After reading more information about Testicular Cancer, I quickly realized that it is a very curable cancer if detected early. I later found out the type of Testicular Cancer I had: Stage IIA Non-Seminoma, which was detected early.

Immediately, I had to start thinking about my treatment. After having an ultrasound and taking several blood tests, I met with my urologist, and he informed me that I needed to have surgeryI never had surgery before. I was terrified. I remember dreading that day!

The morning of my surgery, I went to the hospital, got checked in, and sat in the waiting room. My family was with me as well: my grandparents, mom, uncle, stepdad, and step-brother. It was amazing to have all the support that I had! Fortunately, the surgery did not take long, and I was able to come home later that same day.
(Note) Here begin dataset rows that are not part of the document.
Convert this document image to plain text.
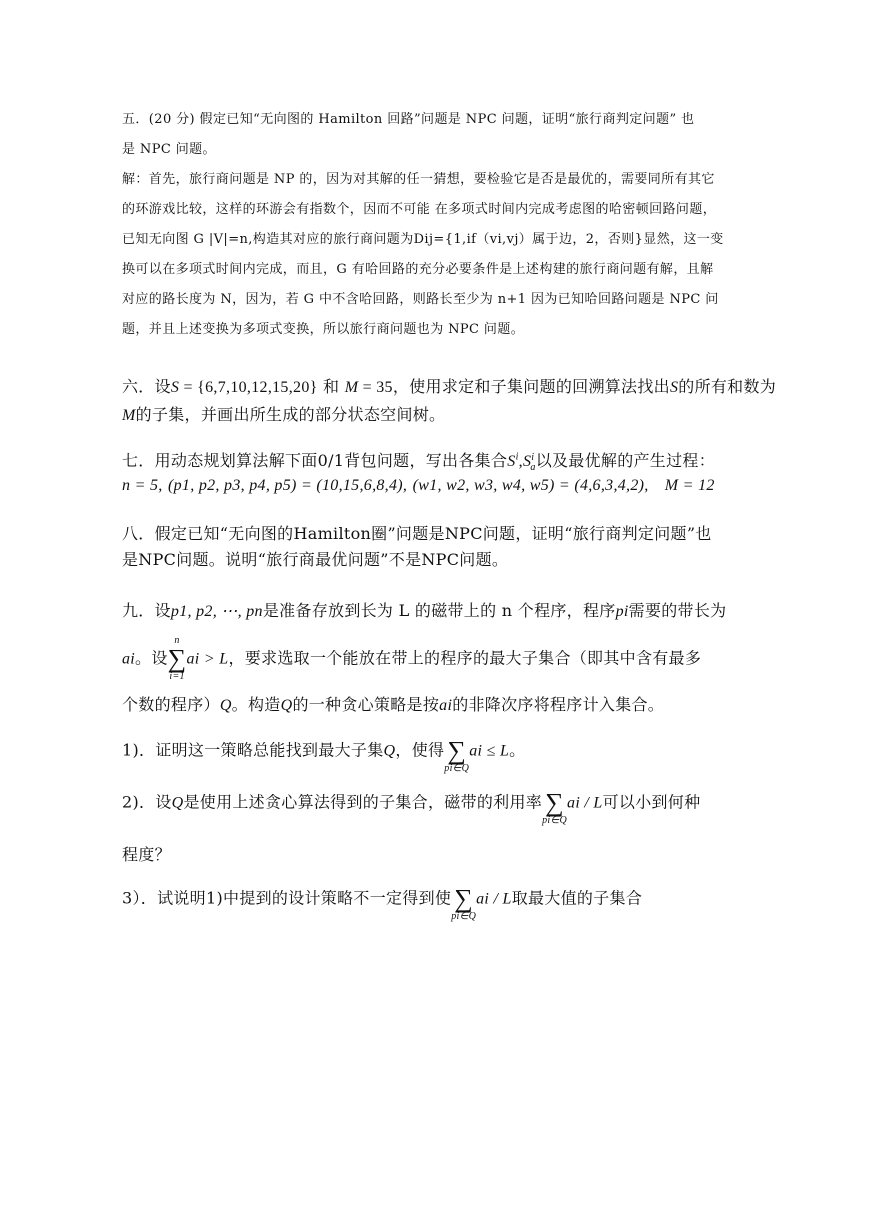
五．(20 分) 假定已知“无向图的 Hamilton 回路”问题是 NPC 问题，证明“旅行商判定问题” 也
是 NPC 问题。
解：首先，旅行商问题是 NP 的，因为对其解的任一猜想，要检验它是否是最优的，需要同所有其它
的环游戏比较，这样的环游会有指数个，因而不可能 在多项式时间内完成考虑图的哈密顿回路问题，
已知无向图 G |V|=n,构造其对应的旅行商问题为Dij={1,if（vi,vj）属于边，2，否则}显然，这一变
换可以在多项式时间内完成，而且，G 有哈回路的充分必要条件是上述构建的旅行商问题有解，且解
对应的路长度为 N，因为，若 G 中不含哈回路，则路长至少为 n+1 因为已知哈回路问题是 NPC 问
题，并且上述变换为多项式变换，所以旅行商问题也为 NPC 问题。
六．设S = {6,7,10,12,15,20} 和 M = 35，使用求定和子集问题的回溯算法找出S的所有和数为
M的子集，并画出所生成的部分状态空间树。
七．用动态规划算法解下面0/1背包问题，写出各集合$S^i,S^i_a$以及最优解的产生过程：
n = 5, (p1, p2, p3, p4, p5) = (10,15,6,8,4), (w1, w2, w3, w4, w5) = (4,6,3,4,2), M = 12
八．假定已知“无向图的Hamilton圈”问题是NPC问题，证明“旅行商判定问题”也
是NPC问题。说明“旅行商最优问题”不是NPC问题。
九．设p1, p2, ⋯, pn是准备存放到长为 L 的磁带上的 n 个程序，程序pi需要的带长为
ai。设
n
∑
i=1
ai > L，要求选取一个能放在带上的程序的最大子集合（即其中含有最多
个数的程序）Q。构造Q的一种贪心策略是按ai的非降次序将程序计入集合。
1)．证明这一策略总能找到最大子集Q，使得
∑
pi∈Q
ai ≤ L。
2)．设Q是使用上述贪心算法得到的子集合，磁带的利用率
∑
pi∈Q
ai / L可以小到何种
程度？
3）．试说明1)中提到的设计策略不一定得到使
∑
pi∈Q
ai / L取最大值的子集合
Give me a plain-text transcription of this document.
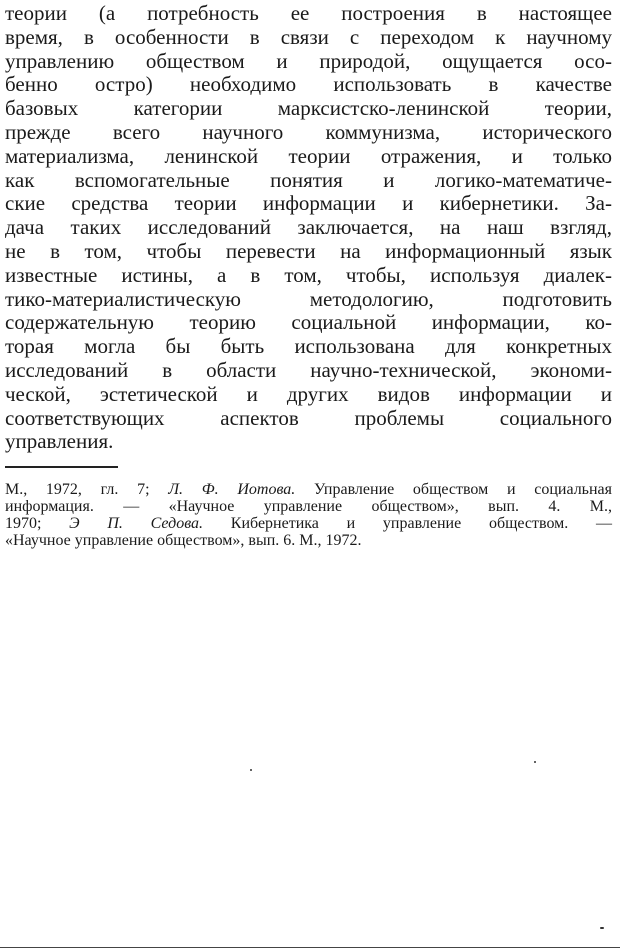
теории (а потребность ее построения в настоящее
время, в особенности в связи с переходом к научному
управлению обществом и природой, ощущается осо-
бенно остро) необходимо использовать в качестве
базовых категории марксистско-ленинской теории,
прежде всего научного коммунизма, исторического
материализма, ленинской теории отражения, и только
как вспомогательные понятия и логико-математиче-
ские средства теории информации и кибернетики. За-
дача таких исследований заключается, на наш взгляд,
не в том, чтобы перевести на информационный язык
известные истины, а в том, чтобы, используя диалек-
тико-материалистическую методологию, подготовить
содержательную теорию социальной информации, ко-
торая могла бы быть использована для конкретных
исследований в области научно-технической, экономи-
ческой, эстетической и других видов информации и
соответствующих аспектов проблемы социального
управления.
М., 1972, гл. 7; Л. Ф. Иотова. Управление обществом и социальная
информация. — «Научное управление обществом», вып. 4. М.,
1970; Э П. Седова. Кибернетика и управление обществом. —
«Научное управление обществом», вып. 6. М., 1972.
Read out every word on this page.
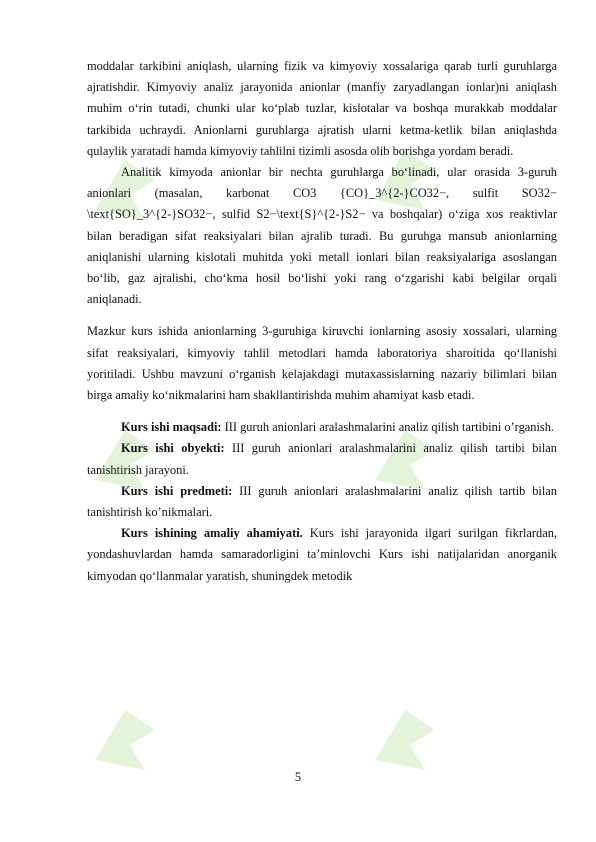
moddalar tarkibini aniqlash, ularning fizik va kimyoviy xossalariga qarab turli guruhlarga ajratishdir. Kimyoviy analiz jarayonida anionlar (manfiy zaryadlangan ionlar)ni aniqlash muhim o‘rin tutadi, chunki ular ko‘plab tuzlar, kislotalar va boshqa murakkab moddalar tarkibida uchraydi. Anionlarni guruhlarga ajratish ularni ketma-ketlik bilan aniqlashda qulaylik yaratadi hamda kimyoviy tahlilni tizimli asosda olib borishga yordam beradi.

Analitik kimyoda anionlar bir nechta guruhlarga bo‘linadi, ular orasida 3-guruh anionlari (masalan, karbonat CO3 {CO}_3^{2-}CO32−, sulfit SO32−\text{SO}_3^{2-}SO32−, sulfid S2−\text{S}^{2-}S2− va boshqalar) o‘ziga xos reaktivlar bilan beradigan sifat reaksiyalari bilan ajralib turadi. Bu guruhga mansub anionlarning aniqlanishi ularning kislotali muhitda yoki metall ionlari bilan reaksiyalariga asoslangan bo‘lib, gaz ajralishi, cho‘kma hosil bo‘lishi yoki rang o‘zgarishi kabi belgilar orqali aniqlanadi.

Mazkur kurs ishida anionlarning 3-guruhiga kiruvchi ionlarning asosiy xossalari, ularning sifat reaksiyalari, kimyoviy tahlil metodlari hamda laboratoriya sharoitida qo‘llanishi yoritiladi. Ushbu mavzuni o‘rganish kelajakdagi mutaxassislarning nazariy bilimlari bilan birga amaliy ko‘nikmalarini ham shakllantirishda muhim ahamiyat kasb etadi.

Kurs ishi maqsadi: III guruh anionlari aralashmalarini analiz qilish tartibini o’rganish.

Kurs ishi obyekti: III guruh anionlari aralashmalarini analiz qilish tartibi bilan tanishtirish jarayoni.

Kurs ishi predmeti: III guruh anionlari aralashmalarini analiz qilish tartib bilan tanishtirish ko’nikmalari.

Kurs ishining amaliy ahamiyati. Kurs ishi jarayonida ilgari surilgan fikrlardan, yondashuvlardan hamda samaradorligini ta’minlovchi Kurs ishi natijalaridan anorganik kimyodan qo‘llanmalar yaratish, shuningdek metodik

5
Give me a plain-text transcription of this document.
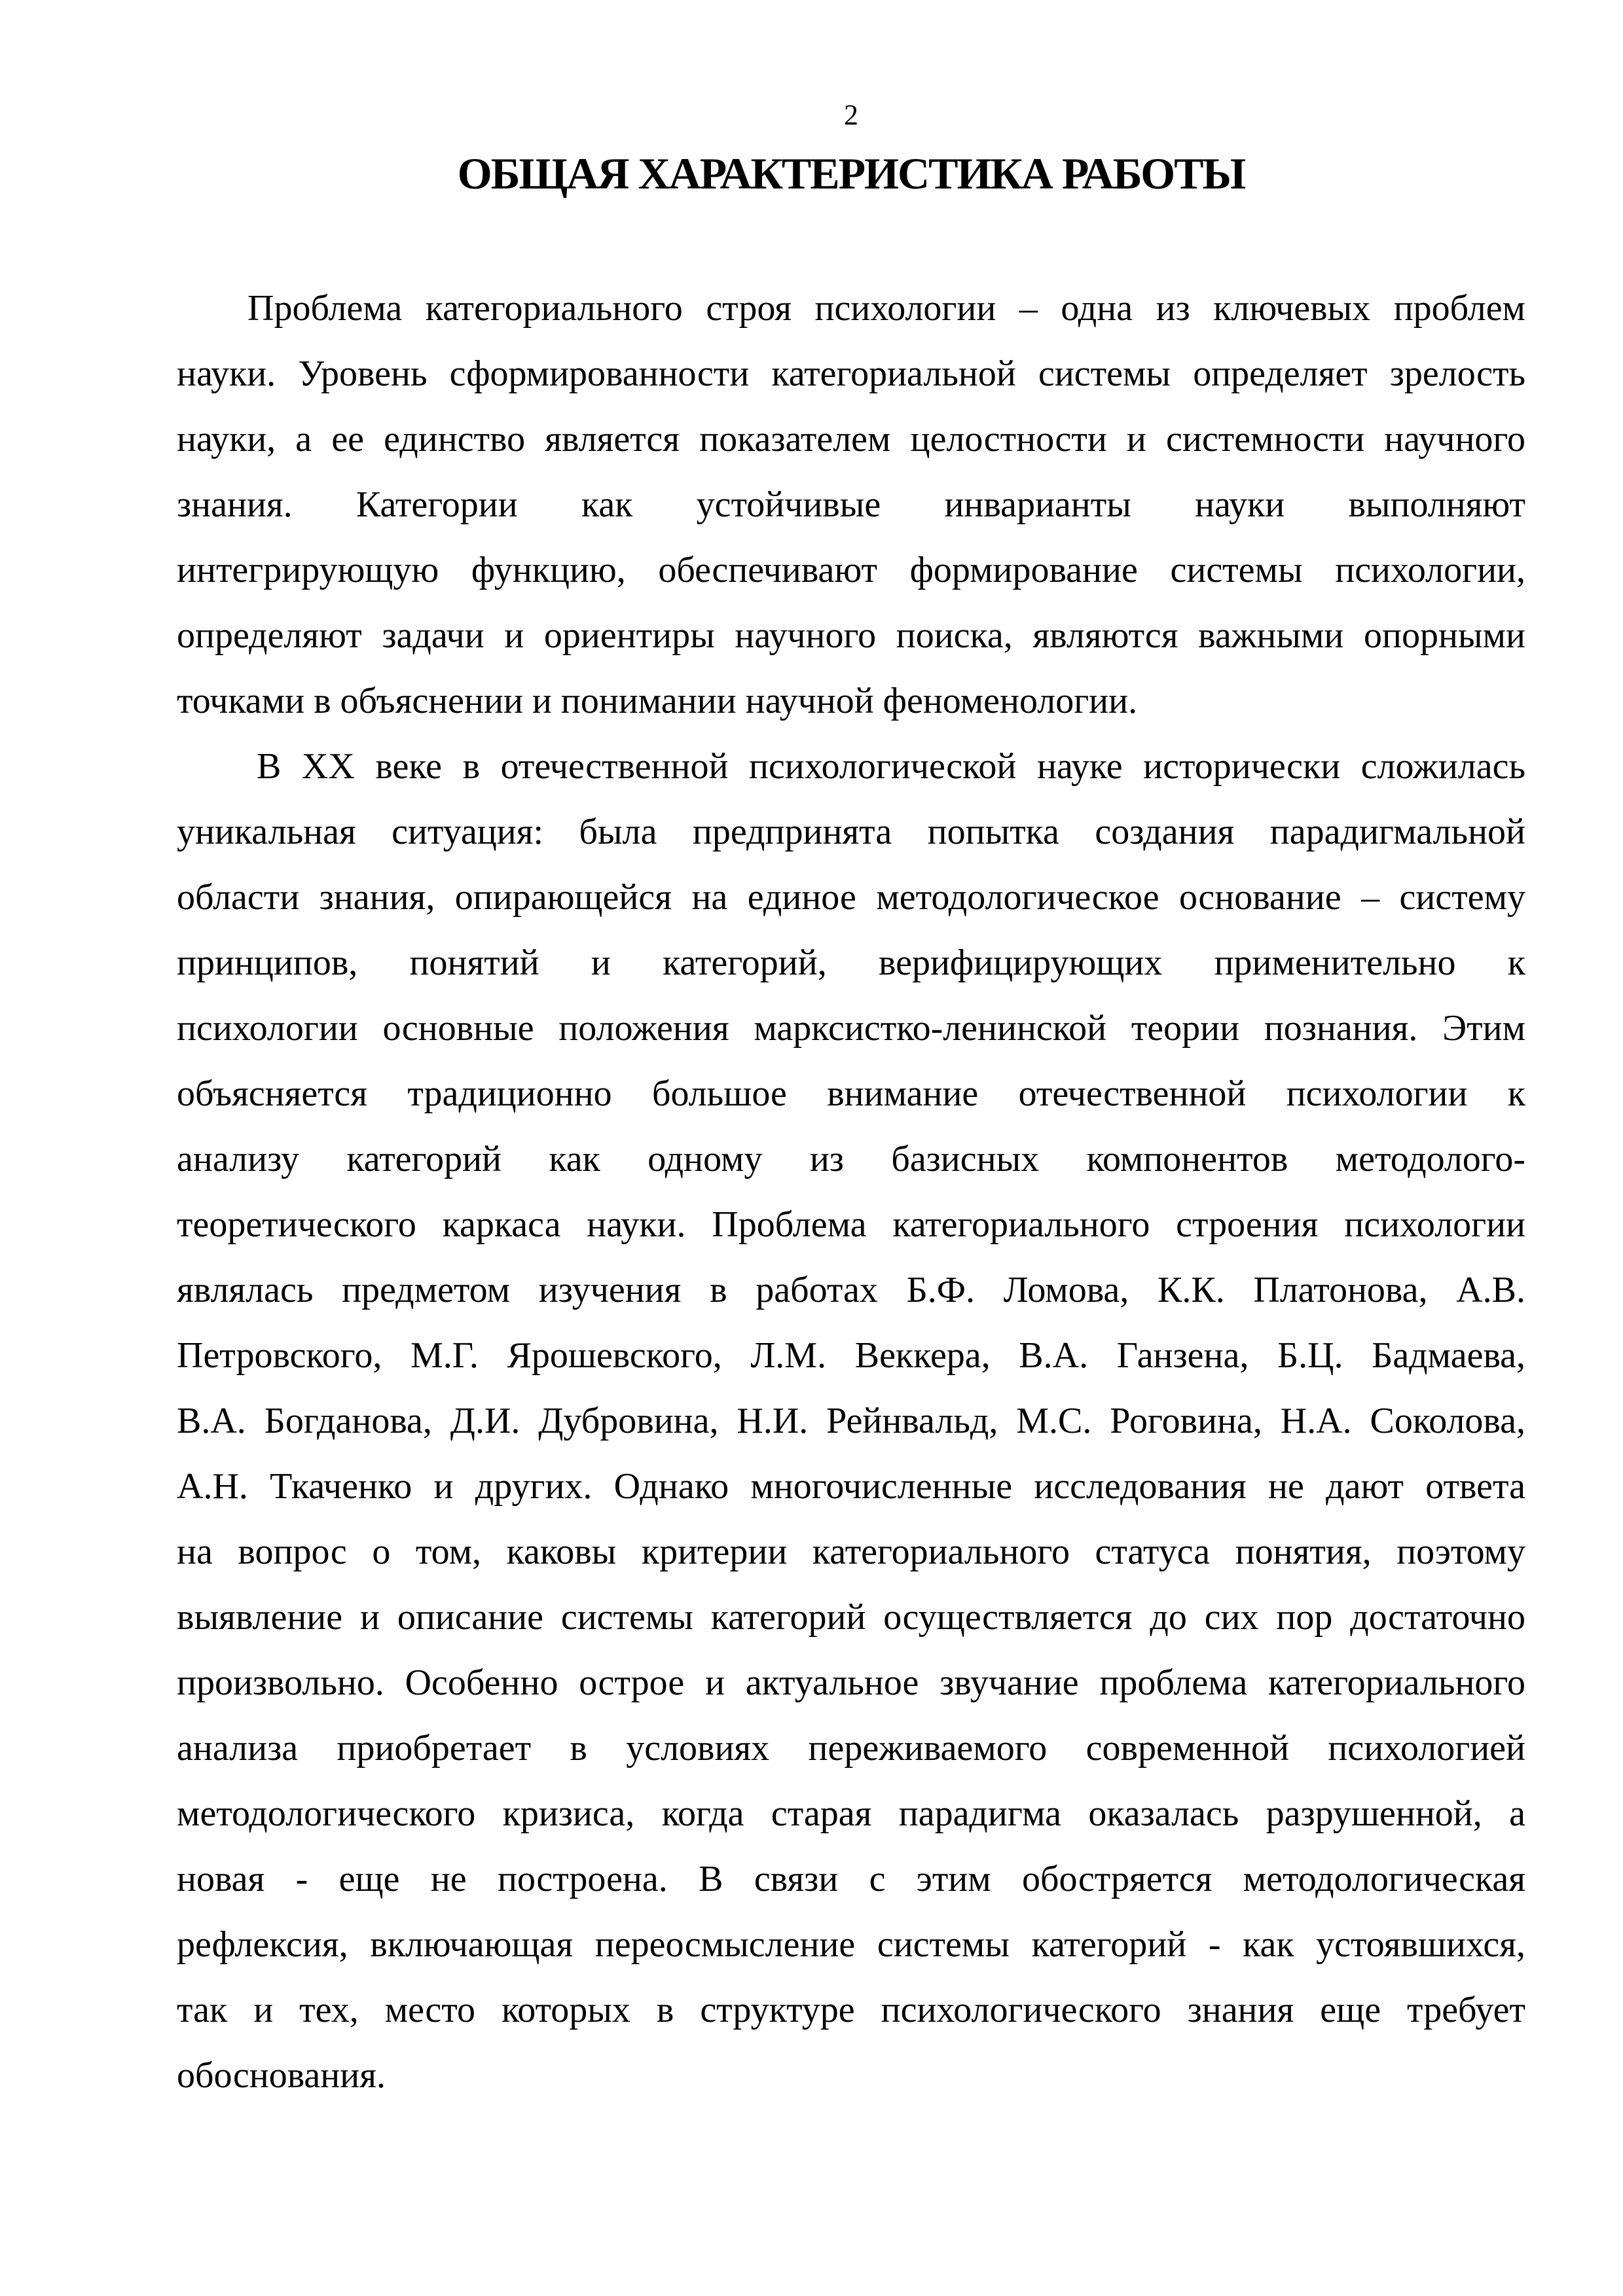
2
ОБЩАЯ ХАРАКТЕРИСТИКА РАБОТЫ
Проблема категориального строя психологии – одна из ключевых проблем
науки. Уровень сформированности категориальной системы определяет зрелость
науки, а ее единство является показателем целостности и системности научного
знания. Категории как устойчивые инварианты науки выполняют
интегрирующую функцию, обеспечивают формирование системы психологии,
определяют задачи и ориентиры научного поиска, являются важными опорными
точками в объяснении и понимании научной феноменологии.
В XX веке в отечественной психологической науке исторически сложилась
уникальная ситуация: была предпринята попытка создания парадигмальной
области знания, опирающейся на единое методологическое основание – систему
принципов, понятий и категорий, верифицирующих применительно к
психологии основные положения марксистко-ленинской теории познания. Этим
объясняется традиционно большое внимание отечественной психологии к
анализу категорий как одному из базисных компонентов методолого-
теоретического каркаса науки. Проблема категориального строения психологии
являлась предметом изучения в работах Б.Ф. Ломова, К.К. Платонова, А.В.
Петровского, М.Г. Ярошевского, Л.М. Веккера, В.А. Ганзена, Б.Ц. Бадмаева,
В.А. Богданова, Д.И. Дубровина, Н.И. Рейнвальд, М.С. Роговина, Н.А. Соколова,
А.Н. Ткаченко и других. Однако многочисленные исследования не дают ответа
на вопрос о том, каковы критерии категориального статуса понятия, поэтому
выявление и описание системы категорий осуществляется до сих пор достаточно
произвольно. Особенно острое и актуальное звучание проблема категориального
анализа приобретает в условиях переживаемого современной психологией
методологического кризиса, когда старая парадигма оказалась разрушенной, а
новая - еще не построена. В связи с этим обостряется методологическая
рефлексия, включающая переосмысление системы категорий - как устоявшихся,
так и тех, место которых в структуре психологического знания еще требует
обоснования.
After having my surgery, I thought that everything was okay, and my nightmare was finally over! It turned out that the worst had not even started. After taking various tests such as X-rays, CT scans, and more blood work, I found out that the cancer had spread. At this point, I had to think of further treatment.

I had to meet with many oncologists until I found the one that would be the best fit for me. The one I chose is phenomenal. He told my mom and me what would be happening and how to move further with my treatment. I needed to have nine weeks of chemotherapy. I could not believe it!

The first thing that I always think of when I hear the word “chemo” is hair loss. I could not imagine losing my hair. It is something that has always been very important to me, and everyone who knows me knows that. That was my biggest fear of the entire experience; well, in the beginning at least.

My first day of chemo was okay. I remember walking in, sitting in the chair, getting hooked up, and asking my mom, “This is it? Chemo won’t be hard!” I later found out that this statement would be far from the truth. Yeah, the first day was not terrible, but that was only the first day.

The entire chemo experience is something that will haunt me forever. I would go into chemo each day during the first week, one day the second week, and one day the third week. That was considered one cycle. My treatment consisted of three cycles.

On the first Friday of each cycle, I would throw up. This was now my biggest fear.

Towards the end of my chemo treatment, I needed to have an enormous amount of pricks from the IV needle each and every day I was there. I could be pricked up to 6 times on a bad day, but still usually around 2 or 3 times even on a good day. Unfortunately, this happened because after having chemo for so long, the nurses were not able to get a straight path with the needle, compared to before, for me to receive my treatment. I remember one day when I was sitting in the chair, the nurses were trying to get the needle in my arm for me to receive my treatment, and it was so bad that it must have been at least eight times! All I kept thinking to myself was, “Why me?” That day was the only day during the entire nine weeks that I cried, at my treatment facility at least. The only thing on my mind was going home and hoping to end this terrible nightmare.

All of the nurses at my treatment facility were wonderful; however, they actually couldn’t see me most of the time. Whenever I went into the chemo room, I would always put my hood from my sweatshirt over my head—far enough so that my entire head would not be visible. By doing this, it helped me so I would not be able to look around, which got me sick. Every time I would see an IV bag or a person in one of the chemo chairs, my stomach would start to hurt. I joked later, that if I went to visit the nurses after I had completed my treatment and was feeling better, they probably wouldn’t even remember me because they were never able to see my face!

The entire cancer experience has allowed me to meet many amazing and inspiring people. I was able to meet other cancer survivors, caregivers, and other people who were affected by cancer in some way.